The development is designed to minimise the delay between live captions and the audio they represent, getting rid of the frustrating lag that is typically associated with live subtitles.
The companies said that the new captioning approach makes use of the time taken to compress the audio and video streams for transmission and distribution.
“As captions take less time to encode, a compensating delay is used to ensure pre-prepared, accurately authored captions are synchronized with the audio. During programs with live captions, this compensating delay can be decreased, which significantly reduces the apparent delay of the live captions,” said Ericsson.
The BBC is due to begin a phased roll out of the captioning concept across its portfolio of channels from summer 2016, while Ericsson will offer the service to clients around the world.
Ericsson’s head of broadcast and media services, Thorsten Sauer, said that together BBC R&D and Ericsson have made “some very significant advancements” in the quality of live captioning and “set a new bar for the future of the industry.”

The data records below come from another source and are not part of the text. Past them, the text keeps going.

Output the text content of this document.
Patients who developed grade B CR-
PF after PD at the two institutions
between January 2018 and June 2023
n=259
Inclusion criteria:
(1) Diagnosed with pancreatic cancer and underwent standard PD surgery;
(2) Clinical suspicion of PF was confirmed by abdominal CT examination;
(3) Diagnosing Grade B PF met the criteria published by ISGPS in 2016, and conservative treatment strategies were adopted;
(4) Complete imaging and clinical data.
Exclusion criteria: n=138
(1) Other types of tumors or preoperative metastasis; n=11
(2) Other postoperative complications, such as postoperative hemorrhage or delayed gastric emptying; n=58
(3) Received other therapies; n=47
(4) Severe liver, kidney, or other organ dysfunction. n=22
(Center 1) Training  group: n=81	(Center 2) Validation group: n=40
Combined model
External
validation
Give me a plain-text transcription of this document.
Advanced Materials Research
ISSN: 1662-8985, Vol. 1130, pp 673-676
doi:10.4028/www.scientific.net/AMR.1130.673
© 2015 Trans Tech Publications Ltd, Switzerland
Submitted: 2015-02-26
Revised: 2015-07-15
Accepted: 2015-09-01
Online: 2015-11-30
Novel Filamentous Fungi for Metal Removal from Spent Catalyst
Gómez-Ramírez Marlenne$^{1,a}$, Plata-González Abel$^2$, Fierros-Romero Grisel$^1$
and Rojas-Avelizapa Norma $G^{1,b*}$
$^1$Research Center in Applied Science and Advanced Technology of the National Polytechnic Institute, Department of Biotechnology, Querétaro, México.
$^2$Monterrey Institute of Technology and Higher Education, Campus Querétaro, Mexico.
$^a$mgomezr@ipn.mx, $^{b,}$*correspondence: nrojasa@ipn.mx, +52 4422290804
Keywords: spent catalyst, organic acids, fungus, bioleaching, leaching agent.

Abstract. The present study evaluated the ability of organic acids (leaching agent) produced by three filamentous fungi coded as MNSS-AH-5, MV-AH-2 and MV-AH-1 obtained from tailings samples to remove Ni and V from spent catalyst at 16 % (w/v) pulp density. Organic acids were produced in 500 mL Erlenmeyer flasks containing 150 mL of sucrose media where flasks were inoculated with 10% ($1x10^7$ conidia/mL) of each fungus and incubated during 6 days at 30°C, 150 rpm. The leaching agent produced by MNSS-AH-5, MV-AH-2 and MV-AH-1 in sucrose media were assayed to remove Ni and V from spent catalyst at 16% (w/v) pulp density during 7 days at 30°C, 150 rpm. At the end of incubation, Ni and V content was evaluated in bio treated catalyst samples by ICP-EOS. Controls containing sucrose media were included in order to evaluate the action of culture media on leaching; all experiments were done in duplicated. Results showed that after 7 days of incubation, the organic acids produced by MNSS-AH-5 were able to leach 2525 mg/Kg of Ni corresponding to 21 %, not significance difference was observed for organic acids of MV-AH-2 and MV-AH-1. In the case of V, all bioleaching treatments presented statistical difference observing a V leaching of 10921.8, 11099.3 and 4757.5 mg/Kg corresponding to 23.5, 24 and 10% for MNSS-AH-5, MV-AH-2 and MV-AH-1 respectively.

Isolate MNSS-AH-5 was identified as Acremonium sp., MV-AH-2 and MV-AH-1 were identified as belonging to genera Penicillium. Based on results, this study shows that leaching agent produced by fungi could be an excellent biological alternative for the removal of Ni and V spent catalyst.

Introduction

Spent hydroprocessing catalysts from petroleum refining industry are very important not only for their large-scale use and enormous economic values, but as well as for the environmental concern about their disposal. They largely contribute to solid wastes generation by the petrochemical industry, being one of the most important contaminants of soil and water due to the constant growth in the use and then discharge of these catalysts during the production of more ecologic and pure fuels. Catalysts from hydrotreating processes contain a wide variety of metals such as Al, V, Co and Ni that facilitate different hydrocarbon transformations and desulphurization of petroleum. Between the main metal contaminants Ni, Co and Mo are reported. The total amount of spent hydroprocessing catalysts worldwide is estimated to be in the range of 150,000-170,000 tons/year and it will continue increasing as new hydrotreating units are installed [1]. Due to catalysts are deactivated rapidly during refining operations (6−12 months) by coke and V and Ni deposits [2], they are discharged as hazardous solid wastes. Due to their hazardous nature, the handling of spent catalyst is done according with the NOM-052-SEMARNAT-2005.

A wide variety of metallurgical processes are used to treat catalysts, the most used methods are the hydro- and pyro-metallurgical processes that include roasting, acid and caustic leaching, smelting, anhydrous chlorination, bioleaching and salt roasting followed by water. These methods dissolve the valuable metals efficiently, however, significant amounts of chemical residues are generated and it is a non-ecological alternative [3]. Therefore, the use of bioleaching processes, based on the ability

“The inherent latency of live caption delivery is a challenge for broadcasters the world over. Our aim has been to improve this experience by leveraging our significant expertise in both language services as well as compression and our overall research in the media space,” said Sauer.
Ericsson claims to deliver 230,000 hours of captions every year, 100,000 of which are live. The company has captioning hubs in Australia, the UK, France, Germany, Spain, the Netherlands and the US.